A very basic ALU. For my first project, I assigned reg0 as the instruction register, reg1 and reg2 as operand, and reg3 and reg4 for the result. Then I implemented a very simple add/subtract/multiply/AND/OR/etc ALU (with implicit addressing – that is, given the instruction, the operands come from a specific register – always reg1/reg2). Rather than fetching instructions from a location as a real processor would, I simply execute whatever instruction is in reg0 on every cycle. What you have is effectively a register file – so there are many possibilities here.
Step 7: Where to next?
You may like to refer to this guide at FPGA CPU News. It is fairly tailored towards the ZedBoard early on (which is why I wrote this tutorial) – but he goes on to explore another means of talking to the peripheral which I have not investigated as of yet. I was more interested in getting high performance AXI-stream going, than getting into writing drivers.

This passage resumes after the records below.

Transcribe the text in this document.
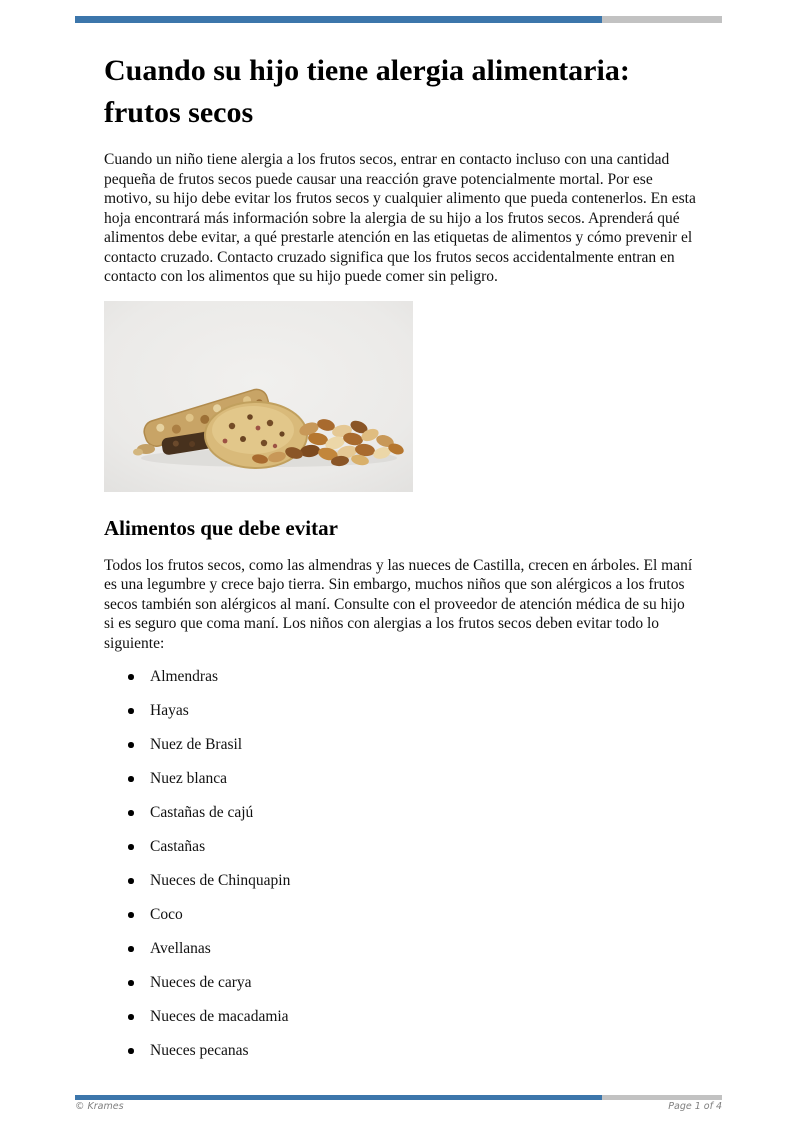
Cuando su hijo tiene alergia alimentaria: frutos secos

Cuando un niño tiene alergia a los frutos secos, entrar en contacto incluso con una cantidad pequeña de frutos secos puede causar una reacción grave potencialmente mortal. Por ese motivo, su hijo debe evitar los frutos secos y cualquier alimento que pueda contenerlos. En esta hoja encontrará más información sobre la alergia de su hijo a los frutos secos. Aprenderá qué alimentos debe evitar, a qué prestarle atención en las etiquetas de alimentos y cómo prevenir el contacto cruzado. Contacto cruzado significa que los frutos secos accidentalmente entran en contacto con los alimentos que su hijo puede comer sin peligro.

Alimentos que debe evitar

Todos los frutos secos, como las almendras y las nueces de Castilla, crecen en árboles. El maní es una legumbre y crece bajo tierra. Sin embargo, muchos niños que son alérgicos a los frutos secos también son alérgicos al maní. Consulte con el proveedor de atención médica de su hijo si es seguro que coma maní. Los niños con alergias a los frutos secos deben evitar todo lo siguiente:

Almendras
Hayas
Nuez de Brasil
Nuez blanca
Castañas de cajú
Castañas
Nueces de Chinquapin
Coco
Avellanas
Nueces de carya
Nueces de macadamia
Nueces pecanas
© Krames	Page 1 of 4
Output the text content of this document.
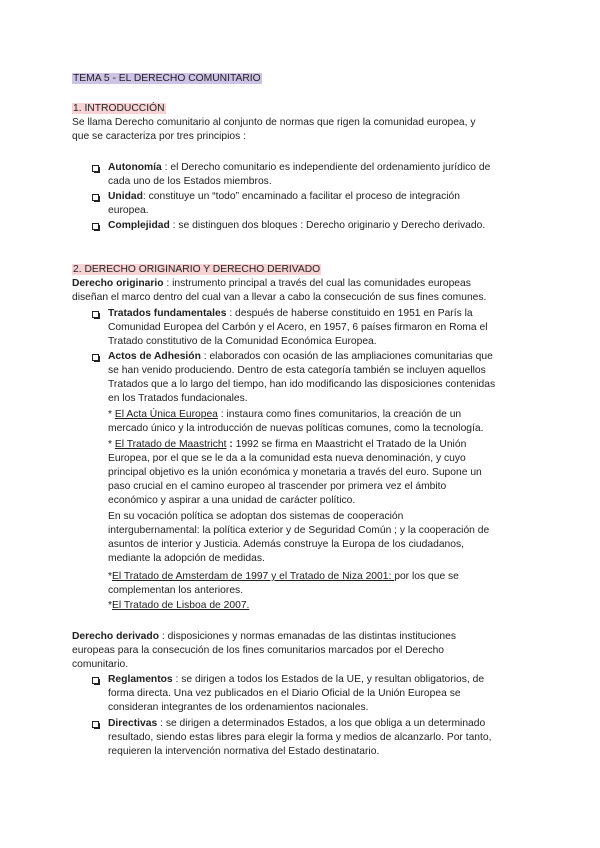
TEMA 5 - EL DERECHO COMUNITARIO
1. INTRODUCCIÓN
Se llama Derecho comunitario al conjunto de normas que rigen la comunidad europea, y
que se caracteriza por tres principios :
Autonomía : el Derecho comunitario es independiente del ordenamiento jurídico de
cada uno de los Estados miembros.
Unidad: constituye un “todo” encaminado a facilitar el proceso de integración
europea.
Complejidad : se distinguen dos bloques : Derecho originario y Derecho derivado.
2. DERECHO ORIGINARIO Y DERECHO DERIVADO
Derecho originario : instrumento principal a través del cual las comunidades europeas
diseñan el marco dentro del cual van a llevar a cabo la consecución de sus fines comunes.
Tratados fundamentales : después de haberse constituido en 1951 en París la
Comunidad Europea del Carbón y el Acero, en 1957, 6 países firmaron en Roma el
Tratado constitutivo de la Comunidad Económica Europea.
Actos de Adhesión : elaborados con ocasión de las ampliaciones comunitarias que
se han venido produciendo. Dentro de esta categoría también se incluyen aquellos
Tratados que a lo largo del tiempo, han ido modificando las disposiciones contenidas
en los Tratados fundacionales.
* El Acta Única Europea : instaura como fines comunitarios, la creación de un
mercado único y la introducción de nuevas políticas comunes, como la tecnología.
* El Tratado de Maastricht : 1992 se firma en Maastricht el Tratado de la Unión
Europea, por el que se le da a la comunidad esta nueva denominación, y cuyo
principal objetivo es la unión económica y monetaria a través del euro. Supone un
paso crucial en el camino europeo al trascender por primera vez el ámbito
económico y aspirar a una unidad de carácter político.
En su vocación política se adoptan dos sistemas de cooperación
intergubernamental: la política exterior y de Seguridad Común ; y la cooperación de
asuntos de interior y Justicia. Además construye la Europa de los ciudadanos,
mediante la adopción de medidas.
*El Tratado de Amsterdam de 1997 y el Tratado de Niza 2001: por los que se
complementan los anteriores.
*El Tratado de Lisboa de 2007.
Derecho derivado : disposiciones y normas emanadas de las distintas instituciones
europeas para la consecución de los fines comunitarios marcados por el Derecho
comunitario.
Reglamentos : se dirigen a todos los Estados de la UE, y resultan obligatorios, de
forma directa. Una vez publicados en el Diario Oficial de la Unión Europea se
consideran integrantes de los ordenamientos nacionales.
Directivas : se dirigen a determinados Estados, a los que obliga a un determinado
resultado, siendo estas libres para elegir la forma y medios de alcanzarlo. Por tanto,
requieren la intervención normativa del Estado destinatario.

I also intend to provide a guide to using AXI4 full as a means to access BRAM, as this is the interface I use for my image processing engine (still in development as a bit of a side project) until I get AXI-stream working. Much of it is in common with what we have done here (you just drive a wizard), but the VHDL side is quite different. Actually, the auto-generated code from Xilinx has some annoying shortcomings which I want to address before recommending it.